今回も例えば左が元データで、右がそれを印刷したものだけれど、異なっているのが分かるだろうか?
元データ上では2行目が「受領及び復/代理人の専任に」で改行されているのに、印刷すると「受領及び/復代理人の専任に」で改行されている。
この例では好ましい方にズレているが、実務上は意図しないところで改行されてしまったり、意図しない改行が生じて文字が切れたりと、非常に厄介な問題だ。
Microsoftの公式見解では「Excelは印刷用ではない」みたいなことを言われて、これはバグでは無いとされているから、ずーっと放置されてきた問題である。
Office講座をするようなプロでも、この問題に対して「余白を大きく取りましょう」とか「印刷して確認しましょう」といった解決策しか提示できていない。
というわけで、Wordでも簡単に作れるんだから、Wordで作ってほしい。と思った。
一方で、この書式はある意味「Wordで作りやすい」配置になっている。お役所申請書だと、もっと複雑なレイアウトになっている書式だってある。紙ベースというかDPTベースというか、こういうオフィスソフトで作るという発想無しに、うまいこと1枚にまとめたような書式だ。そのような複雑に入り組んだレイアウトになっているものをWordで作るのは至難の業だ。そういうところではやはりExcel方眼を使わざるを得ない。
そう考えると、この書式はExcel方眼で作られているけれど、思想としては紙よりパソコンで編集する方向に向いてきているような気はする。
あと、Wordで作って思ったけれど、今回は「見えない表」をレイアウトに多用している。

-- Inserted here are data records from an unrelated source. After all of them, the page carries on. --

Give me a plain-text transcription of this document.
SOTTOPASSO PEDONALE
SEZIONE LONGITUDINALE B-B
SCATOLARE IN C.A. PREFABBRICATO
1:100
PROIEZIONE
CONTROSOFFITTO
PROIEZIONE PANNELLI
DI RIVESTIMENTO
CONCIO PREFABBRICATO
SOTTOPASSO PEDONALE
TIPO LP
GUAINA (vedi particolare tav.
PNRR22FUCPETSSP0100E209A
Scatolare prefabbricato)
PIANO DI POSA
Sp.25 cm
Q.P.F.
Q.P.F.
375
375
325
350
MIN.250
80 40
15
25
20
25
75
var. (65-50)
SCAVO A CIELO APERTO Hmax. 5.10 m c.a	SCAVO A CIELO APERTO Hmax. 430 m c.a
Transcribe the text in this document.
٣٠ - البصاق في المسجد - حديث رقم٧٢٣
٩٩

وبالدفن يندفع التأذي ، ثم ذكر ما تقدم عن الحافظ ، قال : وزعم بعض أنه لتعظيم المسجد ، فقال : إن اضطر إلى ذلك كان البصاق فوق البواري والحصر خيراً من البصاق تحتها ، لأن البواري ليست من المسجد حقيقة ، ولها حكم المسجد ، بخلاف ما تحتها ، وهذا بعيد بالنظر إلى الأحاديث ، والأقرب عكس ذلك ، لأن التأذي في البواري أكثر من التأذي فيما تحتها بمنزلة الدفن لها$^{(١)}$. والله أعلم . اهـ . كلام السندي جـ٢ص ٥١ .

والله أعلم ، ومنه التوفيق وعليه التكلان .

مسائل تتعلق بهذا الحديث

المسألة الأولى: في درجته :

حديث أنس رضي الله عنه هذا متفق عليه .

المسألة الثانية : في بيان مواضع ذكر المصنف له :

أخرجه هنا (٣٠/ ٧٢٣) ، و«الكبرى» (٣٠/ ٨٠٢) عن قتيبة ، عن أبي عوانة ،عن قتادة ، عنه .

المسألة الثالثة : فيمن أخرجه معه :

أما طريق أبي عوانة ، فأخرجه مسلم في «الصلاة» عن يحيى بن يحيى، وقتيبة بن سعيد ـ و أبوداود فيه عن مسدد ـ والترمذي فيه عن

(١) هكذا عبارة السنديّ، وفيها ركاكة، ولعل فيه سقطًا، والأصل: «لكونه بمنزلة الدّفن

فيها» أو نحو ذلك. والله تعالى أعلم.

本来は段組とセクション区切りで分けるべきだろうけど、面倒だし思った通りに動かなそうだから・・・
こういうレイアウトを目的とした見えない表というのも、Excel方眼と同じことなのかもしれない。結局道具が違うけれど、私も同じようなことをやっているのかも。
DXの観点からすると、どっちもどっちかもなぁ・・・。